Fra le firme in calce all’appello ci sono quelle di governanti dell’Eurozona, e di altri che non ne fanno parte, di Paesi del Nord e del Sud, in un inedito schieramento trasversale: Italia, Gran Bretagna, Olanda, Estonia, Lettonia, Finlandia, Irlanda, Repubblica Ceca, Slovacchia, Spagna, Svezia e Polonia sono lì, nella lettera inviata al presidente stabile della Ue Herman Van Rompuy e al capo della Commissione Europea José Manuel Barroso, in previsione del vertice Ue fissato per il primo marzo. Poi, quelle vistose assenze: mancano, fra i grandi, Germania e Francia, che a dicembre inviarono una lettera ben diversa allo stesso Van Rompuy. Allora, si trattava di lanciare il fiscal compact , il patto di bilancio voluto da Angela Merkel e basato sulla ricetta dell’austerità: aderirono 26 Paesi su 27, restò fuori la Gran Bretagna. Adesso, la Gran Bretagna c’è: e sottoscrive proposte mai prima accettate, soprattutto sul mercato del lavoro. «Esistono alcuni precedenti di lettere franco-tedesche – avverte il ministro italiano degli Affari Europei Enzo Moavero Milanesi – ora abbiamo un altro gruppo di Paesi che hanno ambizione di contribuire a ispirare il Consiglio Europeo: è importante non viverla né considerarla come contrapposta o in competizione».
Forse ha tenuto lontane Parigi e Berlino l’accento forte sulle liberalizzazioni nei singoli Paesi, e il ruolo di controllore assegnato alla Commissione Europea. O ancora, la critica alle garanzie implicite per le banche, non ben accetta a Berlino. In ogni caso il tono della lettera, i temi trattati, e quell’inedito fronte di nazioni – le rigoriste Olanda e Finlandia, e la ricca Svezia, tutte con rating da “tripla A”, insieme con Spagna o Slovacchia – sembrano disegnare un profilo nuovo del continente.
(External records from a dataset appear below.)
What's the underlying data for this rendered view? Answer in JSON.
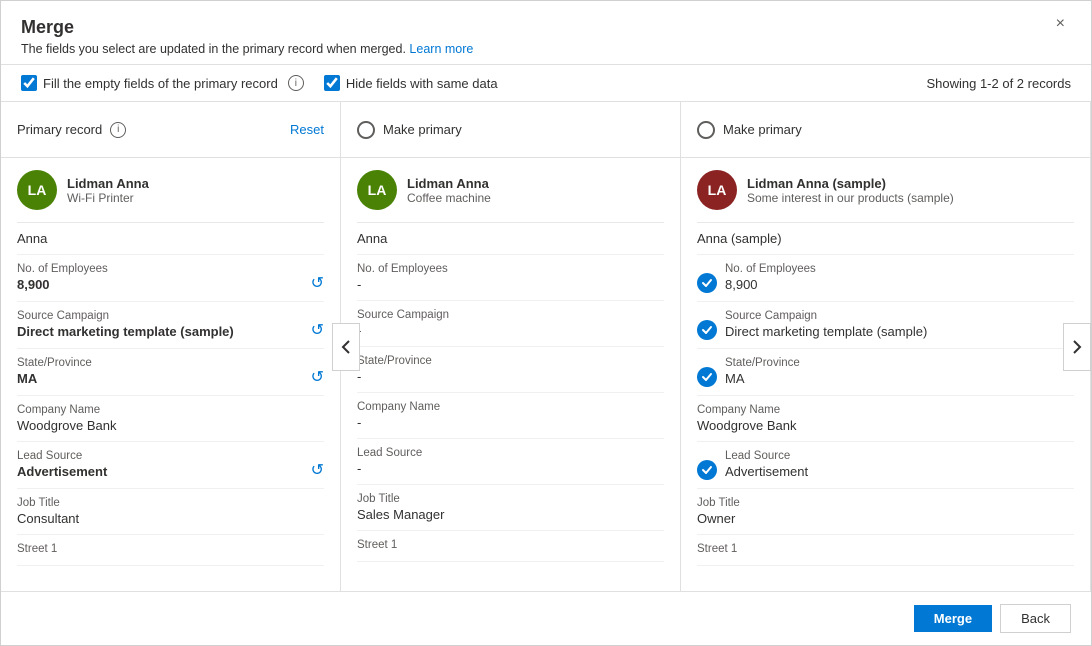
{
  "dialog": {
    "title": "Merge",
    "subtitle": "The fields you select are updated in the primary record when merged.",
    "learn_more": "Learn more",
    "close_label": "×"
  },
  "options": {
    "fill_empty": "Fill the empty fields of the primary record",
    "hide_same": "Hide fields with same data",
    "records_count": "Showing 1-2 of 2 records"
  },
  "columns": [
    {
      "id": "primary",
      "header_label": "Primary record",
      "show_reset": true,
      "reset_label": "Reset",
      "show_radio": false,
      "avatar_initials": "LA",
      "avatar_color": "green",
      "record_name": "Lidman Anna",
      "record_sub": "Wi-Fi Printer",
      "first_name": "Anna",
      "fields": [
        {
          "label": "No. of Employees",
          "value": "8,900",
          "bold": true,
          "has_reset": true,
          "has_check": false
        },
        {
          "label": "Source Campaign",
          "value": "Direct marketing template (sample)",
          "bold": true,
          "has_reset": true,
          "has_check": false
        },
        {
          "label": "State/Province",
          "value": "MA",
          "bold": true,
          "has_reset": true,
          "has_check": false
        },
        {
          "label": "Company Name",
          "value": "Woodgrove Bank",
          "bold": false,
          "has_reset": false,
          "has_check": false
        },
        {
          "label": "Lead Source",
          "value": "Advertisement",
          "bold": true,
          "has_reset": true,
          "has_check": false
        },
        {
          "label": "Job Title",
          "value": "Consultant",
          "bold": false,
          "has_reset": false,
          "has_check": false
        },
        {
          "label": "Street 1",
          "value": "",
          "bold": false,
          "has_reset": false,
          "has_check": false
        }
      ]
    },
    {
      "id": "secondary1",
      "header_label": "Make primary",
      "show_reset": false,
      "reset_label": "",
      "show_radio": true,
      "avatar_initials": "LA",
      "avatar_color": "green",
      "record_name": "Lidman Anna",
      "record_sub": "Coffee machine",
      "first_name": "Anna",
      "fields": [
        {
          "label": "No. of Employees",
          "value": "-",
          "bold": false,
          "has_reset": false,
          "has_check": false
        },
        {
          "label": "Source Campaign",
          "value": "-",
          "bold": false,
          "has_reset": false,
          "has_check": false
        },
        {
          "label": "State/Province",
          "value": "-",
          "bold": false,
          "has_reset": false,
          "has_check": false
        },
        {
          "label": "Company Name",
          "value": "-",
          "bold": false,
          "has_reset": false,
          "has_check": false
        },
        {
          "label": "Lead Source",
          "value": "-",
          "bold": false,
          "has_reset": false,
          "has_check": false
        },
        {
          "label": "Job Title",
          "value": "Sales Manager",
          "bold": false,
          "has_reset": false,
          "has_check": false
        },
        {
          "label": "Street 1",
          "value": "",
          "bold": false,
          "has_reset": false,
          "has_check": false
        }
      ]
    },
    {
      "id": "secondary2",
      "header_label": "Make primary",
      "show_reset": false,
      "reset_label": "",
      "show_radio": true,
      "avatar_initials": "LA",
      "avatar_color": "dark-red",
      "record_name": "Lidman Anna (sample)",
      "record_sub": "Some interest in our products (sample)",
      "first_name": "Anna (sample)",
      "fields": [
        {
          "label": "No. of Employees",
          "value": "8,900",
          "bold": false,
          "has_reset": false,
          "has_check": true
        },
        {
          "label": "Source Campaign",
          "value": "Direct marketing template (sample)",
          "bold": false,
          "has_reset": false,
          "has_check": true
        },
        {
          "label": "State/Province",
          "value": "MA",
          "bold": false,
          "has_reset": false,
          "has_check": true
        },
        {
          "label": "Company Name",
          "value": "Woodgrove Bank",
          "bold": false,
          "has_reset": false,
          "has_check": false
        },
        {
          "label": "Lead Source",
          "value": "Advertisement",
          "bold": false,
          "has_reset": false,
          "has_check": true
        },
        {
          "label": "Job Title",
          "value": "Owner",
          "bold": false,
          "has_reset": false,
          "has_check": false
        },
        {
          "label": "Street 1",
          "value": "",
          "bold": false,
          "has_reset": false,
          "has_check": false
        }
      ]
    }
  ],
  "footer": {
    "merge_label": "Merge",
    "back_label": "Back"
  }
}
Il documento nasce da un’iniziativa del britannico David Cameron, dell’italiano Mario Monti e dell’olandese Mark Rutte, in veste di promotori-mediatori, sulla scia di una lettera inviata da Monti al vertice Ue del 30 gennaio. Almeno in parte sembra ispirarsi poi al rapporto Monti sul mercato unico, della primavera 2010. «Insomma, il contributo italiano al testo è stato decisivo», spiega una fonte diplomatica qualificata.
La tesi di fondo: bisogna «modernizzare le nostre economie, costruire una maggiore competitività». Poi, i vari punti: l’apertura del mercato interno dei servizi; la creazione per il 2015 di un mercato unico digitale, e per il 2014 di quello dell’energia; il potenziamento di ricerca e innovazione, l’apertura a mercati globali come l’India; l’alleviamento delle regole Ue sulle piccole e medie imprese. E ancora: l’apertura dei mercati del lavoro a donne e giovani, la riduzione nel numero delle professioni regolamentate con un «nuovo duro test di proporzionalità» da introdurre nelle norme Ue. E la costruzione di un settore dei servizi finanziari «robusto e dinamico». Tutto questo, ancora una volta, perché «abbiamo bisogno di ristabilire fra i cittadini, le imprese e i mercati finanziari la fiducia nella capacità dell’Europa di crescere con forza e di mantenere la sua porzione di prosperità globale».